Thursday, August 15, 2013

McLean Fahnestock

Video Still from In the Offing by McLean Fahnestock


You often talk about your work as negotiating the public arenas of the institutional or political as they refer to deeper human desires that play out more personally. In other words your work looks for personal longings in the archives of a history museum or NASA. Could you talk a little about where the inspiration for that kind of investigation started because it seems to be a pretty consistent thread in your work?

It initially came out of an interest in exposing emotion. I began to play with videos of political figures engaged in interviews with the idea that I could slice them open and show the real person working behind the political character. I then expanded my source to include other public figures that embody an ideal; olympic athletes. It was a short jump to astronauts and then NASA. Space exploration was something that really captured the relationship between human desire for excellence and a government institution. Moving now in to museums and libraries I am still contemplating what makes a historic character and what lies beneath that but I am also investigating the way that those characters are portrayed and their deeds preserved. I am looking at what it takes to make it in to the institution and if the validation of inclusion make automatically those deeds truth.


From the Fahnestock Expedition series


Your work often subtly plays with language and exploits the personal and political connectedness you feel for example, in your recent pieces that depict islands are gold leafed. You seem to be approaching the connectedness between vacation and vacancy. Could you talk about that work and describe the series for me?

From the Good Director Islands series

The series "Good Director Islands" is about the western idea of paradise and the longing that goes along with it.
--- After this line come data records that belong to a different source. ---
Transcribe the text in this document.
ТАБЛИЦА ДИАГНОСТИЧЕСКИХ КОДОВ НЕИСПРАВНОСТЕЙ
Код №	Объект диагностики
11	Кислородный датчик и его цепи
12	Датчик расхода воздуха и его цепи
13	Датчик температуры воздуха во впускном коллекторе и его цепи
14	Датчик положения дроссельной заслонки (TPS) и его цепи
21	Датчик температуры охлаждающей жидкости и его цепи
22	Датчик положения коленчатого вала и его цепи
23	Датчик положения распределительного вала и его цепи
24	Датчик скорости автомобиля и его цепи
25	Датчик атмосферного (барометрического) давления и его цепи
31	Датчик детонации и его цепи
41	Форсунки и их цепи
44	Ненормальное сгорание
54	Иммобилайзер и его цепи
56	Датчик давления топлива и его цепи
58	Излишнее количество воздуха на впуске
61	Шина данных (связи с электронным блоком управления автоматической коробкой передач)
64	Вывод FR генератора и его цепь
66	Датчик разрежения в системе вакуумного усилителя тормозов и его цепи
Made of desktop wallpapers found by searching 'paradise' and etched with song lyrics, the works allude to the desire to escape to our own personal island. A popular fiction portrayed as a daydream. The title reveals the personal aspect to this series. My Grandfather and Great Uncle, in their book Stars to Windward, claimed to have discovered an island chain in the South Pacific. Their fantasy became a published reality. But thanks to technology, it has shifted back to fantasy. The coordinates in the book point to an empty spot of sea. 
From the Fahnestock Expedition series
 Your pieces that explore your Grandfather's Fahnestock expedition also seem to go further into that social space of collective memory as it relates to the personal. The resulting images seem almost like spy images taken furtively with a hidden camera in a library, almost as if you are stealing little pieces of your Grandfather and even yourself in the privacy of the museum backrooms. Could you expand on the idea behind the series and some of your experiences relating to the series?
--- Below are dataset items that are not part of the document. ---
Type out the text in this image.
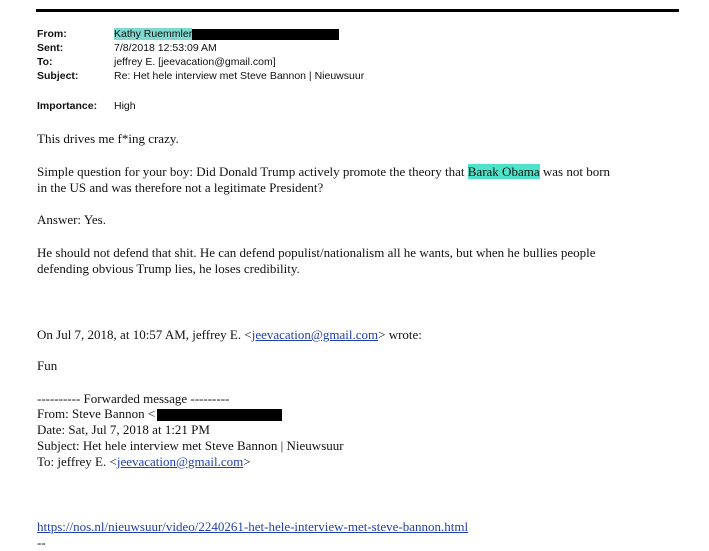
From:	Kathy Ruemmler
Sent:	7/8/2018 12:53:09 AM
To:	jeffrey E. [jeevacation@gmail.com]
Subject:	Re: Het hele interview met Steve Bannon | Nieuwsuur
Importance: High
This drives me f*ing crazy.
Simple question for your boy: Did Donald Trump actively promote the theory that Barak Obama was not born
in the US and was therefore not a legitimate President?
Answer: Yes.
He should not defend that shit. He can defend populist/nationalism all he wants, but when he bullies people
defending obvious Trump lies, he loses credibility.
On Jul 7, 2018, at 10:57 AM, jeffrey E. <jeevacation@gmail.com> wrote:
Fun
---------- Forwarded message ---------
From: Steve Bannon <
Date: Sat, Jul 7, 2018 at 1:21 PM
Subject: Het hele interview met Steve Bannon | Nieuwsuur
To: jeffrey E. <jeevacation@gmail.com>
https://nos.nl/nieuwsuur/video/2240261-het-hele-interview-met-steve-bannon.html
--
I am at the beginning of a large project based on the three voyages made by my Grandfather and Great Uncle. It is an effort to build a bridge between my time and theirs. Between their experiences and my own explorations. By working with the institutions that they were working with and visiting the places that they visited as well as balancing the more personal side–their lives and families and what happens after the expeditions end. 

When I am in the back rooms of museums I get a rush of discovery. I can understand how it would be easy to get hooked on that and decide to make it your vocation. It is also when I feel most connected to my Grandfather. Being that I can not remove the articles from the institutions, I collect them on site in anyway that I can, I scan documents with a wand scanner, capture sound with a tiny digital recorder and video with an equally small camera. 
Still from Love Sick

Your video pieces, Love Sick and In the Offing seem much more personal than the piece you are most famous for that features the space shuttle blasting off on various grades of film stock gridded rather formally. Your latest pieces deal with antiquated films but they are images of the sea and as the sea line ebbs and flows there is a feeling of the presence of the viewer as a conscious separate eye with a personalized even poetic experience. Can you talk about the differences between these different kinds of video pieces and what you have learned?


I think that because I am dealing with something closer to me, to my family, that I am taking a different approach. The shuttles were about the presenting the entirety of the life of the orbiter and the emotional impact for a whole generation. I used the very rigid and formal grid and set up time as my parameter for the entrance and exit of the clips.  Because I am shifting my focus from working with material that is well known to footage that is not as immediately recognizable I have been considering other ways to make sure that the impact is still there. I am working more on developing the soundtracks and taking a more organic and lyrical approach to editing. 

I have always been interested in presentation of video and now I am looking even more into the technologies and options for my work. How the video is experienced has to be considered by artists and curators alike.